I was also looking at the melody, but you are right: the vocal enters on an F with the band still on a D5 (the Dsus2 comes a little earlier).

symbolipoint said:
That is why I, if not other listeners, think they/we hear a D minor. Stevie at least supplies this in the singing.
Yes, in particular there is the repeated F-E-D (did she ma-ke you cry, make you break down) over the ascending chromatic Bb-G/B-C backing, your mind is resolving into D minor, but the music is just the D and A perfect fifth!
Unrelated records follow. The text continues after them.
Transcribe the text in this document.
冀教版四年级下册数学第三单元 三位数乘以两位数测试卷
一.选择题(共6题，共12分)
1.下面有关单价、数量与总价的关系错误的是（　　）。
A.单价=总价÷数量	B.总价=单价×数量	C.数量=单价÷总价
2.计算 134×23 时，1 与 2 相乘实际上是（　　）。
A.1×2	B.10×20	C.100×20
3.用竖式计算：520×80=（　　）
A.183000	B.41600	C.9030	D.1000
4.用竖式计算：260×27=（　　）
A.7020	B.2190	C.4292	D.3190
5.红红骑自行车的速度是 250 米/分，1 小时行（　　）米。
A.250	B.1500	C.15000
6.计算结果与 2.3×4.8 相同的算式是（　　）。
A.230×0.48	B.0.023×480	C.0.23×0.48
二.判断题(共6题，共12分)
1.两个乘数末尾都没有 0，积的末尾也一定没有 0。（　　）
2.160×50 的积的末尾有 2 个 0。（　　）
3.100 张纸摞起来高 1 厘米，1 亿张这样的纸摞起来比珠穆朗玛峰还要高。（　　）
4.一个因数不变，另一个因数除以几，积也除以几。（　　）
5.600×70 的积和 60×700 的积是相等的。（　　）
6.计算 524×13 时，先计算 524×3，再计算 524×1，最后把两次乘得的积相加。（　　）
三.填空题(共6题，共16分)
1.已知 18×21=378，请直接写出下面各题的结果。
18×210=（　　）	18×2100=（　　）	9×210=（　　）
This clearly evolved in the studio - there's a demo on You Tube which has more audible minor thirds (and also a weird bridge into an outro which really doesn't fit).
 
  • #27
pbuk said:
This clearly evolved in the studio - there's a demo on You Tube which has more audible minor thirds (and also a weird bridge into an outro which really doesn't fit).
I believe I never found that one. (the "demo" you describe)
 
  • #28
I was thinking hey that drone chord could outright be Dmaj without messing anything up, and sho'nuff.
 
  • #29
hmmm27 said:
I was thinking hey that drone chord could outright be Dmaj without messing anything up, and sho'nuff.
Upon listening to that one, I believe you're right!